STILL STANDING WITH BUBBA
Updated: Sep 2, 2020
I can admit that my knowledge on NASCAR probably doesn't warrant me to speak on the sport as a whole, but I can't ignore the last couple weeks what I've seen. I was not familiar that NASCAR had a black driver participating in the cup race until Bubba Wallace painted his car black with the hashtag "Black Lives Matter" after George Floyd was murdered by police officers in Minneapolis. NASCAR never was appealing to me and my friends. It seemed very regional and catered to a particular fan base. Let's just say that fan base didn't include me, a black man. So to find out that NASCAR had a black driver was shocking. I rushed to a TV to support a black man in a white dominated sport as he raced in Martinsville.
NASCAR has done a tremendous job standing by Bubba during these times. They seem to understand how tough a situation it is for him. On June 8, NASCAR banned Confederate flags from their events with the hopes to make a change in the way the sport is received. They want to be more inclusive for fans, competitors, and the industry as a whole. This didn't go over well with all of the sports fans and even drivers. Ray Ciccarelli, who has never won an event, says 2020 will be his last season racing because of the ban of the flag. He believes that the sport is getting too caught up in politics? Because they are banning a flag? Of the side who lost the war? Very odd. When some southern white folks see the Confederate flag they tend to say words like "history" or "tradition". When black folks see that flag they seen pain and suffering. You would think that if you ask someone to please not do something this makes me uncomfortable, people would make the necessary changes. In Germany, they don't fly Nazi flags because of history or tradition. You can be respectful of peoples feelings without being a snowflake.
That brings us to this week when a noose was found in Bubba Wallace's garage ahead of a race at Talladega. Bubba did not find the noose himself. A team member saw it and reported it to NASCAR officials who quickly began an investigation to see who was behind this. Imagine the shock of the person who first walked into the garage of the only black driver and finds a noose hanging. Correct me if I'm wrong, but is this common in the sport? To have a noose hanging in the garage? If so, huge red flag. If not, that person did the right thing by alerting the proper officials to do an investigation. This is labeled a terrorist threat and a hate crime. Kudos to the person who saw it first. You did the right thing.

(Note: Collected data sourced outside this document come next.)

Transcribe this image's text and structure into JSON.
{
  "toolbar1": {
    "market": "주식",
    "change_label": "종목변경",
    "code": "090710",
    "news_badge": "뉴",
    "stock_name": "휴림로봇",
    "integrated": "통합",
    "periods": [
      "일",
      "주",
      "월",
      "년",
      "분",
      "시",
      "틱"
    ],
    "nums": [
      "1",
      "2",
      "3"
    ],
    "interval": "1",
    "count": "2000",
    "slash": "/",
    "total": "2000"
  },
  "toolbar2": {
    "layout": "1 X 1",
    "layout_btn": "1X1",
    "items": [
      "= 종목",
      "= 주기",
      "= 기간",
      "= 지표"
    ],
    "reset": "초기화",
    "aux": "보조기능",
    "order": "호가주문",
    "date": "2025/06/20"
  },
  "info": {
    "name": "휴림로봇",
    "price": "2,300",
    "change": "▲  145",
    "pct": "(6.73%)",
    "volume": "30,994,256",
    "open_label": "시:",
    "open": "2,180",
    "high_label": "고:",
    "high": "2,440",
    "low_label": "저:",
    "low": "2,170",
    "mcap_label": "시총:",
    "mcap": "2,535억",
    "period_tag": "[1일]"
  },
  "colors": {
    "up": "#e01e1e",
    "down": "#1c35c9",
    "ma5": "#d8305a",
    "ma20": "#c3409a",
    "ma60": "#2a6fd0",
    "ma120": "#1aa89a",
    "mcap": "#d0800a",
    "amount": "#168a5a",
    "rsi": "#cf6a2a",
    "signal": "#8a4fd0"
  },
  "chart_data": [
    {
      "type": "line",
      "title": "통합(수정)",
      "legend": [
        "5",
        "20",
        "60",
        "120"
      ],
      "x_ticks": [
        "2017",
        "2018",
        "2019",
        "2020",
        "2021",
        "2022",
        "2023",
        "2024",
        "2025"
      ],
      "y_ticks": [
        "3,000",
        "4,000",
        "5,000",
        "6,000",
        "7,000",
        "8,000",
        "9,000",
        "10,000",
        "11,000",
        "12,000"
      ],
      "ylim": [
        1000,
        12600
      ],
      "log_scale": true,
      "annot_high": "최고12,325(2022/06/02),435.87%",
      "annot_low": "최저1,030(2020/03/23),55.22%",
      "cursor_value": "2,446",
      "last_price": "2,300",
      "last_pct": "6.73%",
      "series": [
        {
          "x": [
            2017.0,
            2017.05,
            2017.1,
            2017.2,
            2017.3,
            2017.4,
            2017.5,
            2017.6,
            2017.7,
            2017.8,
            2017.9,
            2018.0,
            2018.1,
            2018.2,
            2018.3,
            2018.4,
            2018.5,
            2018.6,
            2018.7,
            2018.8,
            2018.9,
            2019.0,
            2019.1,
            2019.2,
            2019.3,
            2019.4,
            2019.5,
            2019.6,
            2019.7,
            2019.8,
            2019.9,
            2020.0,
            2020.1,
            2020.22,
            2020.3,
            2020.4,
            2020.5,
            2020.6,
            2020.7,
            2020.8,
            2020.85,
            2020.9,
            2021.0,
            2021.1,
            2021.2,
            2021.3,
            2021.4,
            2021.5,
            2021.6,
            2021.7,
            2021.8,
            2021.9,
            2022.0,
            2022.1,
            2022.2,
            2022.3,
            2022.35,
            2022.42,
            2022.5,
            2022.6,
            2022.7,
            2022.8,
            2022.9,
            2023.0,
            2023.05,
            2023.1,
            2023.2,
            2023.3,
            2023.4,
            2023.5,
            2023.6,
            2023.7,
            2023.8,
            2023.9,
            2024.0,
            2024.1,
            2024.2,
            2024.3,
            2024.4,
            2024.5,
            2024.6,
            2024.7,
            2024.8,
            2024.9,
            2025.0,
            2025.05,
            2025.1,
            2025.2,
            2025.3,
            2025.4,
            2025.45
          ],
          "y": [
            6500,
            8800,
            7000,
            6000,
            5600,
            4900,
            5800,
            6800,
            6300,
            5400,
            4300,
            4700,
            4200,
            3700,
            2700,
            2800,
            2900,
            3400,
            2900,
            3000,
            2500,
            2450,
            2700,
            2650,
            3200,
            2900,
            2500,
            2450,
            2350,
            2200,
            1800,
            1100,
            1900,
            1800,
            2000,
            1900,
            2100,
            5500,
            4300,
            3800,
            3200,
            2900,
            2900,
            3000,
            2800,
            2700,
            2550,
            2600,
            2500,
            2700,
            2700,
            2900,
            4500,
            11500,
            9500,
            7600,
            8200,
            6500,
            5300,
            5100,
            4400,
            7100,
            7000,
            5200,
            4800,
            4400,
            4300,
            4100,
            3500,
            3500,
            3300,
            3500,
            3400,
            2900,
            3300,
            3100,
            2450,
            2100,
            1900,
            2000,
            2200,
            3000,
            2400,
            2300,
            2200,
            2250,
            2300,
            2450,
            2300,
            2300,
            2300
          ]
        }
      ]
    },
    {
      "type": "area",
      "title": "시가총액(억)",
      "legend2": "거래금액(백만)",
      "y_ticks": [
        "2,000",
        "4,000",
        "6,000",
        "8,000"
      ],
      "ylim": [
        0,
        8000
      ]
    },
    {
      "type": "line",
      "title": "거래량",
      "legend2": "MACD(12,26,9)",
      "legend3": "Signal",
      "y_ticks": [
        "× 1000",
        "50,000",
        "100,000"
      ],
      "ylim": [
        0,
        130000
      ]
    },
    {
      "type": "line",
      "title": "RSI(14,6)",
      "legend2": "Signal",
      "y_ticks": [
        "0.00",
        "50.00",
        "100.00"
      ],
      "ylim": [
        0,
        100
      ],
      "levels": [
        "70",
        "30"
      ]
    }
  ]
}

The FBI did an investigation and came to the conclusion that this noose wasn't aimed at Bubba. In fact, the NOOSE had been hanging in the garage since October 2019. In the statement release from both NASCAR and the FBI, neither denied that the object found in the garage was a noose. Thankfully, it wasn't geared toward Bubba, but IT. WAS. A. NOOSE. NASCAR trolls had a field day on Twitter and went as far as comparing Bubba to Jussie Smollett who staged a hate crime a year ago. Instead of feeling relief that no one in the sport was involved in what could've been a hate crime, they took the opportunity to shit on this man's character by insinuating that the whole thing was staged. Bubba was not the one who first saw the noose nor was he the one who demanded an investigation. Yet, he is villainized instead of being embraced by the "fans" of the sport he participates in.
I'm happy that this wasn't done by one of Bubba's teammates or competitors or someone he comes in contact with at races. To my knowledge, the FBI will continue to do an investigation on why the noose was located in that garage since October 2019. NASCAR still has a lot of work to do. At the race Monday in Martinsville, someone purchased a plane to fly over the race with a confederate flag and the words "Defund NASCAR." If NASCAR is serious about being more inclusive for all, they should be prepared to lose (idk) 15-25% of their current fanbase who are not as inclusive. Hopefully they can build up a new age of fans with their inclusivity so that maybe a young black fan feels like NASCAR races are for him.